How to linearize your cluster

Thank you!

Ok, here is my understanding so far. This paper, and two other papers it cites, introduce the concept of the “maximum-ratio closure problem”, which is what we’ve been calling “maximum-feerate topologically-valid subset finding”.

1. Maximum-weight closure

To explain it, we first need a simpler problem, the “maximum-weight closure problem”, which, if applied to our setting, is effectively this:

  • Input: a transaction graph with dependencies, fees, sizes, where fees can be positive or negative.
  • Output: the maximum-fee topologically-valid subset (not feerate), which may be empty. This is trivial if all fees are positive (the entire graph is always maximal then), but nontrivial when negative fees are present.
  • Algorithm:
    • Assign capacity \infty to each dependency between transactions.
    • Add two special nodes to the graph (in addition to the transactions), s (source) and t (sink).
    • Add an edge from s to each transaction, with capacity equal to the transaction’s fee.
    • Add an adge from each transaction, with capacity 0.
    • Run a minimum cut algorithm between s and t. The side of the cut that includes s consists of the highest-fee topologically-valid subset.

2. Closure with ratio above a given \lambda

Given this, one can define a slightly more complex problem:

  • Input: a transaction graph with dependencies, fees, sizes, and a feerate \lambda.
  • Output: a non-empty topologically-valid subset with feerate \geq \lambda if one exists, or \varnothing otherwise.
  • Algorithm:
    • Subtract \lambda from the feerates of all transactions, leaving their sizes unchanged (i.e., transform (\operatorname{fee},\operatorname{size}) \rightarrow (\operatorname{fee} - \lambda \operatorname{size}, \operatorname{size})).
    • Run the maximum-weight closure algorithm above, and return its result. The empty set has fee 0, so if any topologically-valid subset with higher fee exists, one will be returned, and since \lambda was subtracted from all feerates, the result necessarily has higher feerate than \lambda in this case.

3. Maximum-ratio closure

Finally, we can define the maximum-ratio closure problem, which is asking what the highest \lambda is for which the previous problem has a non-empty set as answer (and what that set is). Three different papers use three different approaches:

  • Bisection search:
    • Paper: E. L. Lawler, “Sequencing jobs to minimize total weighted completion time subject to precedence constraints”, 1978
    • Approach: use a lower and upper bound on the maximum \lambda, and use bisection search to find the highest for which a set exists.
    • Complexity: \mathcal{O}(knm \log(n^2/m)), where k is the number of bits in the sizes/fees involved.
  • FP algorithm:
    • Paper: J.C. Picard and M. Queyranne, “Selected applications of minimum cuts in networks”, 1982.
    • Approach: maintain a single best solution, with associated feerate \lambda. Run the previous algorithm with that \lambda as input, and if it returns a non-empty solution, update lambda to be that set’s feerate, and start over.
    • Complexity: \mathcal{O}(n^2 m \log(n^2/m)), due to the fact that apparently no more than \mathcal{O}(n) iterations are necessary.
  • Parametric min-cut:
    • Paper: Giorgio Gallo, Michael D. Grigoriadis, and Robert E. Tarjan, “A Fast Parametric Maximum Flow Algorithm And Applications”, 1989.
    • Approach: make the graph itself parametrized by \lambda, and then solve the whole thing generically to find the maximum \lambda, rather than needing multiple improvement steps. I don’t quite get this yet.
    • Complexity: \mathcal{O}(nm \log(n^2/m)).

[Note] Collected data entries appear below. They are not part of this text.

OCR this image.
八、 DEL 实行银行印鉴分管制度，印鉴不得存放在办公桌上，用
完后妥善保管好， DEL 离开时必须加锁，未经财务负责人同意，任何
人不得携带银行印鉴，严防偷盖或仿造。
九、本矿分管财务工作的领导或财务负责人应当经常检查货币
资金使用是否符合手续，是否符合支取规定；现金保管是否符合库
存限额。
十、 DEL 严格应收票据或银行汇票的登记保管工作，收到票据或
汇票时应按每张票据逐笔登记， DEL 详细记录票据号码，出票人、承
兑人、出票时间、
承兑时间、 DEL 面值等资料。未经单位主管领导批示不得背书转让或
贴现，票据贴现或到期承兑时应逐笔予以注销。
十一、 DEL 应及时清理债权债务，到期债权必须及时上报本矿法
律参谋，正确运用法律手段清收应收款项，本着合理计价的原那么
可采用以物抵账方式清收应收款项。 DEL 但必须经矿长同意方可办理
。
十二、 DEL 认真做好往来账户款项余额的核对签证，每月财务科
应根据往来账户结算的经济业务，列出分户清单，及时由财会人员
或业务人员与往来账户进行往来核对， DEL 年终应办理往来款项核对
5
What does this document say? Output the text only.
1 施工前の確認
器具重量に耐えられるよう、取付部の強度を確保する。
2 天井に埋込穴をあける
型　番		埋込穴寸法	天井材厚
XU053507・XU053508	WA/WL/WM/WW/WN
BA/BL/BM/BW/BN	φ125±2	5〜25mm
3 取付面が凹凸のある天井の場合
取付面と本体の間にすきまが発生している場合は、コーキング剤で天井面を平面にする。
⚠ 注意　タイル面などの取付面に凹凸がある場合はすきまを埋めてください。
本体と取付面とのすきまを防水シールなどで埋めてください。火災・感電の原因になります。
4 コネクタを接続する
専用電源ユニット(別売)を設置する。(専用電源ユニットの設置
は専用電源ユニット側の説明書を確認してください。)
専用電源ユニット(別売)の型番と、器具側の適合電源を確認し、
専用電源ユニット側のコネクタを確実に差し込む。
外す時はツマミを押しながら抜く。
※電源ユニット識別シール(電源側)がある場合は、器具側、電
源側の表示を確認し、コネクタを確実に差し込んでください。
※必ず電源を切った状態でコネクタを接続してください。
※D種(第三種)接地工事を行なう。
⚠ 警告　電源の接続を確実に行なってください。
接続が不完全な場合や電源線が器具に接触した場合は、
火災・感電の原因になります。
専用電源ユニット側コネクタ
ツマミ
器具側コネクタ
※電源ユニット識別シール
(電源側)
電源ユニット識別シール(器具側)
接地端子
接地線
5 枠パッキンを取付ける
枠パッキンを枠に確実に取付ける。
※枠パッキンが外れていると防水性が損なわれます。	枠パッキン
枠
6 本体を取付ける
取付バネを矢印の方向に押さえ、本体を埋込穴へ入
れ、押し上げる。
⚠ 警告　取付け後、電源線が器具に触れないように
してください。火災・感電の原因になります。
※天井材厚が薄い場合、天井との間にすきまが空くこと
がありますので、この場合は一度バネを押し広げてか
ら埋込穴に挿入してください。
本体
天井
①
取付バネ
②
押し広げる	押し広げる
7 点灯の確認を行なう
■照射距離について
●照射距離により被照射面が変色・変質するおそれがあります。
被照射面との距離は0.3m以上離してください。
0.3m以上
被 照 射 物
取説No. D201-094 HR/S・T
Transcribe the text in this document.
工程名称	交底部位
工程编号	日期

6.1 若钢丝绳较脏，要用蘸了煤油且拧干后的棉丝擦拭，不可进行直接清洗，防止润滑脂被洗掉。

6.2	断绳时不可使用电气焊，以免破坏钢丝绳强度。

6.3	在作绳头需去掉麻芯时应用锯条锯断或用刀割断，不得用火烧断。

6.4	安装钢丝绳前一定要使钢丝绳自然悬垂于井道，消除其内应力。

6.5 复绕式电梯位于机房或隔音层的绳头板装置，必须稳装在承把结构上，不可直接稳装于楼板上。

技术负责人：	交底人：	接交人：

Depending on whether the number of dependencies is linear or quadratic in the number of transactions, this last approach is \mathcal{O}(n^2 \log{n}) or \mathcal{O}(n^3) in the number of transactions. That is however just for a single topologically-valid subset, and for a full linearization we need to potentially run it n times, meaning an overall \mathcal{O}(n^3 \log{n}) or \mathcal{O}(n^4). If it were somehow possible to reuse information from one subset-finding to the next this may be avoided, but that’s not yet clear to me. Also, state of the art on minimum-cut algorithms has improved since 1989, so it’s possible that even better is possible now.